Washington state's Olympic National Park is among the most beautiful places in the United States. This enormous stretch of natural land allows visitors to experience all of what the wilds of the northwest have to offer, including rain forests inhabited by everything from tiny Douglas squirrels to grizzly bears, tall snowy mountain peaks cut by sparkling river valleys, and even beaches. 

While you might associate beach camping with a warm sunny state like Florida, in chilly Washington, Ruby Beach, Second Beach, and Third Beach are among Olympic's biggest draws — but these beaches aren't for swimming. Instead, they are beloved for their incredible views. The best way to see the beach is by staying in one of the park's most popular campgrounds: Kalaloch Campground.

At this unique campsite, campers can enjoy year-round views of the beach and its beautiful seabirds, like common murres and tufted puffins. Kalaloch Campground has all kinds of opportunities for outdoorsy folks, whether you prefer walking along the coast to peer into tidepools, hiking the incredible Hall of Mosses trail through the Hoh Rain Forest, or just relaxing around your campsite with your dog.

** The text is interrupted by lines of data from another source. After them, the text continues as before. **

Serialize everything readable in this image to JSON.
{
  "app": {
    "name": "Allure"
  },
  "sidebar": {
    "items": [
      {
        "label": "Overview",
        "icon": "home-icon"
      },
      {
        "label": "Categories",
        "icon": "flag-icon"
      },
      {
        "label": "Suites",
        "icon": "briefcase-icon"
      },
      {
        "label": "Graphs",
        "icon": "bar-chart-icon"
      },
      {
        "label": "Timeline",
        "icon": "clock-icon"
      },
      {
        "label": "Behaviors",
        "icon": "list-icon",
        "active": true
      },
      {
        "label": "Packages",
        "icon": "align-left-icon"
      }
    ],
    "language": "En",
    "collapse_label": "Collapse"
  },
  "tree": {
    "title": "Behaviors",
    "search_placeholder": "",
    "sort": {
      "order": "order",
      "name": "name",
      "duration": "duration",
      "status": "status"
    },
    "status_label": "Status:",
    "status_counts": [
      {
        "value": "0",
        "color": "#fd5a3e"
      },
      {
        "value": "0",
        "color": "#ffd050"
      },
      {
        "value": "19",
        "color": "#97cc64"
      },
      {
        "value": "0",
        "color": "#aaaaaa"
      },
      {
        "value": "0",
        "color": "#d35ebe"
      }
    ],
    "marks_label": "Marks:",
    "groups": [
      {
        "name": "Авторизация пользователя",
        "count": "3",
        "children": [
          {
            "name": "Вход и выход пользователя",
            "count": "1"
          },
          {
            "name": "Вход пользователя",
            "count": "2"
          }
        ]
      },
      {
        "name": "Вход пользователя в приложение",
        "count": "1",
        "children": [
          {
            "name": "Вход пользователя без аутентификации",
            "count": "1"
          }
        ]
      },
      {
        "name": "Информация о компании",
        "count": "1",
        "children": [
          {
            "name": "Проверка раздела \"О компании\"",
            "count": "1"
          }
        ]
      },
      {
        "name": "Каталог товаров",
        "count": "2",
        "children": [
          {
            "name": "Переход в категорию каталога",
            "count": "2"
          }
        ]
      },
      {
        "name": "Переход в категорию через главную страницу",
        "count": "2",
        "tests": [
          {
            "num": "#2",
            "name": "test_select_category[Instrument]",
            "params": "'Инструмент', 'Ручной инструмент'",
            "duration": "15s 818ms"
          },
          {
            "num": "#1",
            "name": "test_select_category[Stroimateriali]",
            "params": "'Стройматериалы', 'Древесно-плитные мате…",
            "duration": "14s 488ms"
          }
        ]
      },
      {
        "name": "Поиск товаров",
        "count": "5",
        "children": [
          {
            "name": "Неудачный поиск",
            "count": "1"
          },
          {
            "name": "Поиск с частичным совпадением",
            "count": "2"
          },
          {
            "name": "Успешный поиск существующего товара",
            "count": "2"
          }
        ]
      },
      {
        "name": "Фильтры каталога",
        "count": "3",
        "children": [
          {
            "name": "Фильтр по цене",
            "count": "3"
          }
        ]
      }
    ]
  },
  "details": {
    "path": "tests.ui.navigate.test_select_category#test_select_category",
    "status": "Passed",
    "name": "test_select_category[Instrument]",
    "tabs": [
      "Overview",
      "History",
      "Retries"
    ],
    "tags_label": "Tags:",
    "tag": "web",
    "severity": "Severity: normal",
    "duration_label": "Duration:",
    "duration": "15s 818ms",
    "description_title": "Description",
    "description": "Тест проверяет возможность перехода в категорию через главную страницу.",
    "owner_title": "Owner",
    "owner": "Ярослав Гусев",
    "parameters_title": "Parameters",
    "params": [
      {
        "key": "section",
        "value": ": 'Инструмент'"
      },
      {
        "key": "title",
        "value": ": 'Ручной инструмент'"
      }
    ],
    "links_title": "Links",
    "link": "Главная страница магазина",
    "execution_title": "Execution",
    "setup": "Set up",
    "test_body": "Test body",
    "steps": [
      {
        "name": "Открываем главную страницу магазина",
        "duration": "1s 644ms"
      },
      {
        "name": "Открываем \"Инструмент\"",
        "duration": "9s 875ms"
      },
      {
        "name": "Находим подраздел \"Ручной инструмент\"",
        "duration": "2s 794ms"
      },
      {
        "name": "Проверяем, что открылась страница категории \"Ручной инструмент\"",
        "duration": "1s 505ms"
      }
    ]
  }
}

Comfortable campsites that feel wild

Kalaloch Campground is deep in the wilderness – and that's what people like best about it. The campsite has 160 sites to choose from, and all of them provide easy access to the sights and sounds of nature that attract droves of visitors to Olympic National Park every year. While many come for the easy access to the beach, there's plenty to appreciate without doing more than unzipping your tent flap in the morning and looking outside.

Olympic National Park can be crowded, but while you might be able to hear the other campers, you probably won't see much of them. Despite how many campsites there are at Kalaloch Campground, it is surprisingly private, with lush foliage between you and anybody else. As wild and natural as camping here may feel, however, the loop still has all the amenities you might need. Whichever campsite you choose will have a picnic table and spot for making your own campfire, and there are bathrooms nearby (though you won't be able to shower there.)

Claiming your spot by the beach

Unsurprisingly, Kalaloch Campground is very popular with locals and tourists alike, so if you want to snag your spot, you might have to do it early. If you can get a campsite, though, it won't break the bank. Staying there only costs $24 per night.

Exactly how you lock in your stay at this coveted destination depends on what time of year it is. In the warm months, you can book a campsite ahead of time. Between May 23 and September 23, reservations are available through – but be warned, reservations fill up fast. That's doubly true for those campsites that have a view of the water. Reservations to different parts of the campsite are staggered (some six months before, some two weeks before, and some just four days before) so make sure to check back if your favorite site isn't available yet. During colder months, all of the campsites that are still open are given out the day of. To try to get one, you'll have to show up early and check the list of available sites in the main parking lot.